Tuesday, May 27, 2003 3:35:53 PM

Post# of 432922
Is Buffett Hazardous To Your Wealth?
Vahan Janjigian, Forbes Growth Investor, 05.27.03, 2:30 PM ET

First stock options, then earnings guidance, and now taxes on dividends. America's most successful investor has taken positions on key issues that could harm businesses and their shareholders.

According to out latest Billionaires List, Warren Buffett is the world's second-richest person. He got that way by being a very savvy investor.


However, it seems that the severe bear market, the dozen or so corporate scandals that have taken place in recent years, and the "unfair" distribution of wealth have convinced Mr. Buffett that systemic reforms are required, that corporate managements cannot be trusted and that the double taxation of corporate profits is perfectly fair and logical.

Although Mr. Buffett has long been a champion of shareholder rights, we concluded that despite Berkshire Hathaway's strong stock price performance the company ranks poorly when it comes to corporate governance (see "Does the Board Have a Backbone"). What's worse, in recent periods Mr. Buffett has supported measures that may not necessarily be in the best interests of shareholders.

Take the matter of executive stock options. There have certainly been some abuses, such as the repricing of options when stock prices fall. However, options serve a useful purpose. They help high-risk, cash-poor corporations attract good employees. In effect, the company gets away with paying its employees a lower cash salary in exchange for a promise to reap larger rewards if the market one day assigns a higher value to the company's shares.
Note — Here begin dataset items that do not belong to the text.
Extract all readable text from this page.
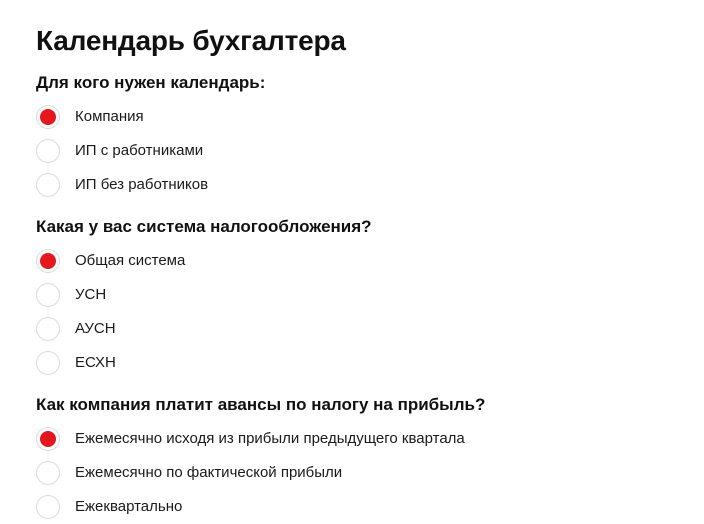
Календарь бухгалтера
Для кого нужен календарь:
Компания
ИП с работниками
ИП без работников
Какая у вас система налогообложения?
Общая система
УСН
АУСН
ЕСХН
Как компания платит авансы по налогу на прибыль?
Ежемесячно исходя из прибыли предыдущего квартала
Ежемесячно по фактической прибыли
Ежеквартально
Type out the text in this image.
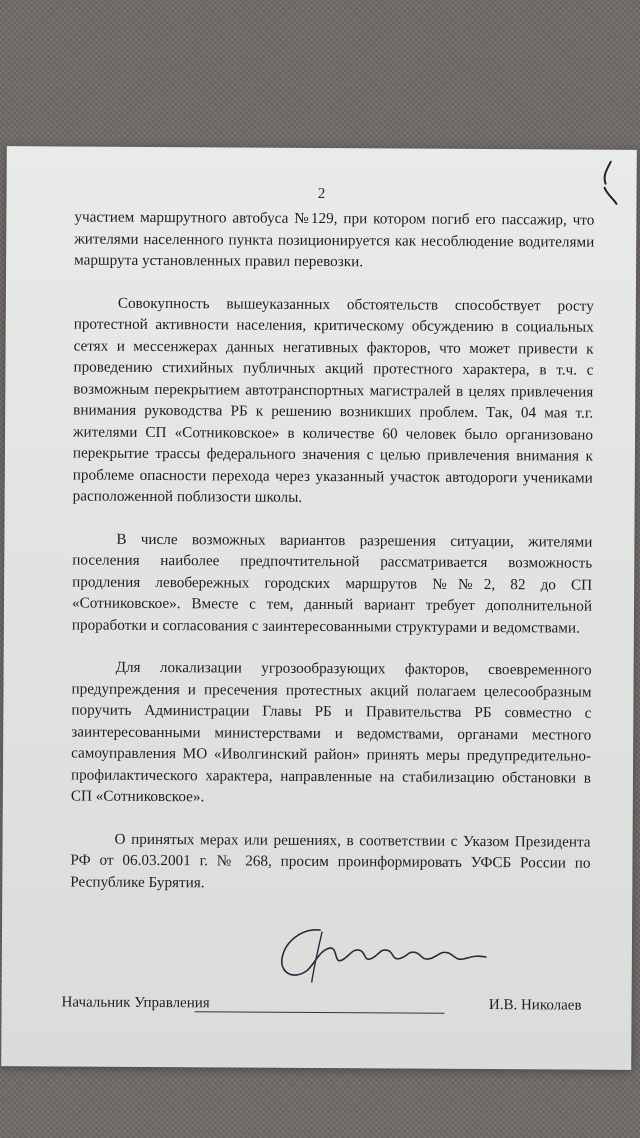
2

участием маршрутного автобуса №129, при котором погиб его пассажир, что жителями населенного пункта позиционируется как несоблюдение водителями маршрута установленных правил перевозки.

Совокупность вышеуказанных обстоятельств способствует росту протестной активности населения, критическому обсуждению в социальных сетях и мессенжерах данных негативных факторов, что может привести к проведению стихийных публичных акций протестного характера, в т.ч. с возможным перекрытием автотранспортных магистралей в целях привлечения внимания руководства РБ к решению возникших проблем. Так, 04 мая т.г. жителями СП «Сотниковское» в количестве 60 человек было организовано перекрытие трассы федерального значения с целью привлечения внимания к проблеме опасности перехода через указанный участок автодороги учениками расположенной поблизости школы.

В числе возможных вариантов разрешения ситуации, жителями поселения наиболее предпочтительной рассматривается возможность продления левобережных городских маршрутов №№2, 82 до СП «Сотниковское». Вместе с тем, данный вариант требует дополнительной проработки и согласования с заинтересованными структурами и ведомствами.

Для локализации угрозообразующих факторов, своевременного предупреждения и пресечения протестных акций полагаем целесообразным поручить Администрации Главы РБ и Правительства РБ совместно с заинтересованными министерствами и ведомствами, органами местного самоуправления МО «Иволгинский район» принять меры предупредительно-профилактического характера, направленные на стабилизацию обстановки в СП «Сотниковское».

О принятых мерах или решениях, в соответствии с Указом Президента РФ от 06.03.2001 г. № 268, просим проинформировать УФСБ России по Республике Бурятия.

Начальник Управления	И.В. Николаев
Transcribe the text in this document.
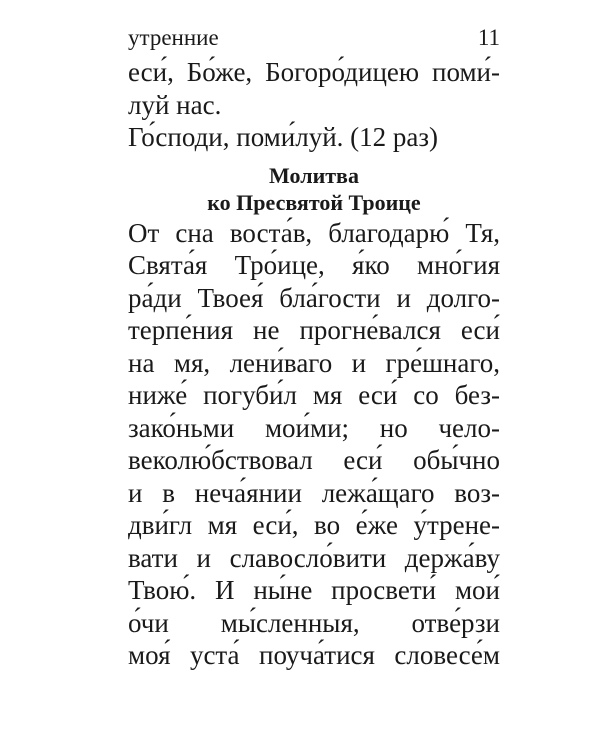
утренние	11
еси́, Бо́же, Богоро́дицею поми́-
луй нас.
Го́споди, поми́луй. (12 раз)
Молитва
ко Пресвятой Троице
От сна воста́в, благодарю́ Тя,
Свята́я Тро́ице, я́ко мно́гия
ра́ди Твоея́ бла́гости и долго-
терпе́ния не прогне́вался еси́
на мя, лени́ваго и гре́шнаго,
ниже́ погуби́л мя еси́ со без-
зако́ньми мои́ми; но чело-
веколю́бствовал еси́ обы́чно
и в неча́янии лежа́щаго воз-
дви́гл мя еси́, во е́же у́трене-
вати и славосло́вити держа́ву
Твою́. И ны́не просвети́ мои́
о́чи мы́сленныя, отве́рзи
моя́ уста́ поуча́тися словесе́м
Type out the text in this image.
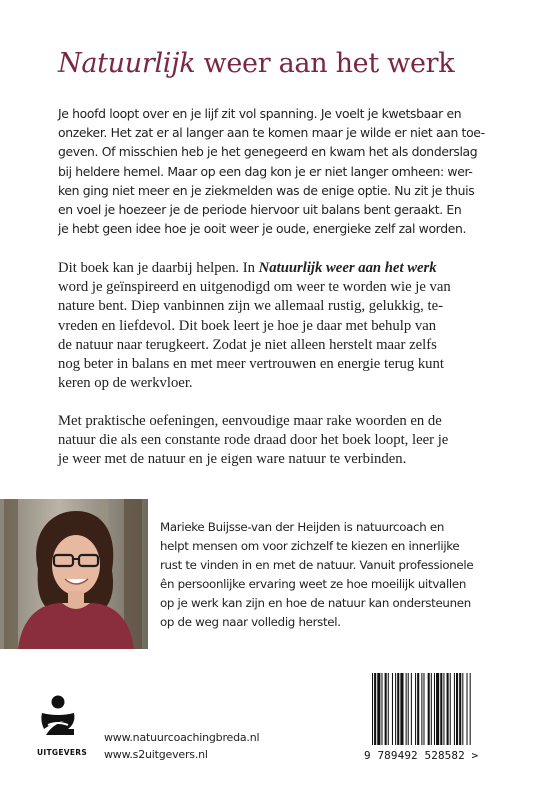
Natuurlijk weer aan het werk
Je hoofd loopt over en je lijf zit vol spanning. Je voelt je kwetsbaar en
onzeker. Het zat er al langer aan te komen maar je wilde er niet aan toe-
geven. Of misschien heb je het genegeerd en kwam het als donderslag
bij heldere hemel. Maar op een dag kon je er niet langer omheen: wer-
ken ging niet meer en je ziekmelden was de enige optie. Nu zit je thuis
en voel je hoezeer je de periode hiervoor uit balans bent geraakt. En
je hebt geen idee hoe je ooit weer je oude, energieke zelf zal worden.
Dit boek kan je daarbij helpen. In Natuurlijk weer aan het werk
word je geïnspireerd en uitgenodigd om weer te worden wie je van
nature bent. Diep vanbinnen zijn we allemaal rustig, gelukkig, te-
vreden en liefdevol. Dit boek leert je hoe je daar met behulp van
de natuur naar terugkeert. Zodat je niet alleen herstelt maar zelfs
nog beter in balans en met meer vertrouwen en energie terug kunt
keren op de werkvloer.
Met praktische oefeningen, eenvoudige maar rake woorden en de
natuur die als een constante rode draad door het boek loopt, leer je
je weer met de natuur en je eigen ware natuur te verbinden.
Marieke Buijsse-van der Heijden is natuurcoach en
helpt mensen om voor zichzelf te kiezen en innerlijke
rust te vinden in en met de natuur. Vanuit professionele
ên persoonlijke ervaring weet ze hoe moeilijk uitvallen
op je werk kan zijn en hoe de natuur kan ondersteunen
op de weg naar volledig herstel.
UITGEVERS
www.natuurcoachingbreda.nl
www.s2uitgevers.nl	9 789492 528582 >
While it makes perfect sense to expense the difference between the stock's market price and the option's exercise price when the options are actually exercised, expensing them when they are granted, as Mr. Buffett and others favor, only increases the distortion between the firm's financial accounts and economic reality. How does this serve shareholders? Intel's (nyse: INTC - news - people ) shareholders recently concluded it doesn't. They narrowly--but wisely--defeated a measure that would have required expensing options when they are granted.

Mr. Buffett also advocates the elimination of earnings guidance. This is the management practice of telling analysts and investors what they should expect in earnings for upcoming quarters. Critics argue that guidance encourages investors to focus on short-term results rather than long-term goals, and management to manage expectations rather than the business.